Figure 9 also depicts the optimal yaw angles of the upstream (ψ_{1}=Opt) and the downstream (ψ_{2}=Opt) turbines that maximize the cumulative power output. Both surrogate models predict that optimal power gain is obtained when the upstream turbine is yawed negatively and the downstream turbine is yawed slightly positively. This is in line with the power output shown in Sect. 3.3.1, where the highest power is obtained when the downstream yaw angle (ψ_{2}) is slightly positive. This occurs as the second turbine aims to reorient itself to be perpendicular with the skewed inflow (see Fig. A1 in the Appendix A, which shows the average flow angle).
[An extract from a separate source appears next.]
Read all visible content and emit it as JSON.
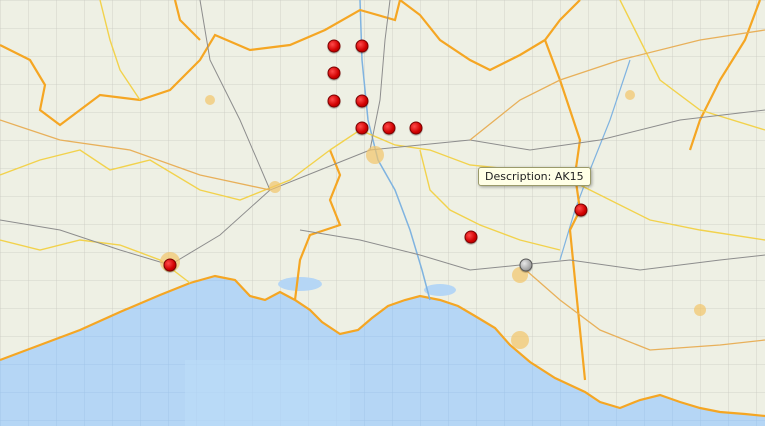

It is observed that the power gain is the largest at a turbine spacing of sx=4R with a power gain of approximately 1.6 % and 3.3 % for the surrogates of order p=3 and p=4, respectively. The difference in estimated power gain is directly related to the overestimation of power production for the baseline of the second turbine in Fig. 6 for p=3, which results in the reference P_{Base} being too large. Otherwise, the optimization with both surrogate models of order p=3 and p=4 yield very similar predictions as the turbine spacing increases. Further downstream, the differences in both power gain and yaw angles of the two turbines are minor.
A negative yaw angle for the upstream turbine is expected as it yields a larger wake deflection (as shown in Sect. 3.2). Furthermore, the optimal yaw angles decrease in magnitude for both of the turbines as the turbine spacing is increased. This occurs as the power loss of the upstream turbine is larger than the power gain of the downstream turbine, which leads to a decrease in the optimal yaw angle of both turbines. However, the uncertainty increases as the yaw angle of the upstream turbine decreases, because intentionally yawing the turbine only approximately −4^{∘} in the case of sx=16R is uncertain as the inflow wind direction will continuously change, e.g. Gaumond et al. (2014), and the unintentional yaw misalignment due to erroneous wind direction measurements are often in a similar range, e.g. Mittelmeier and Kühn (2018).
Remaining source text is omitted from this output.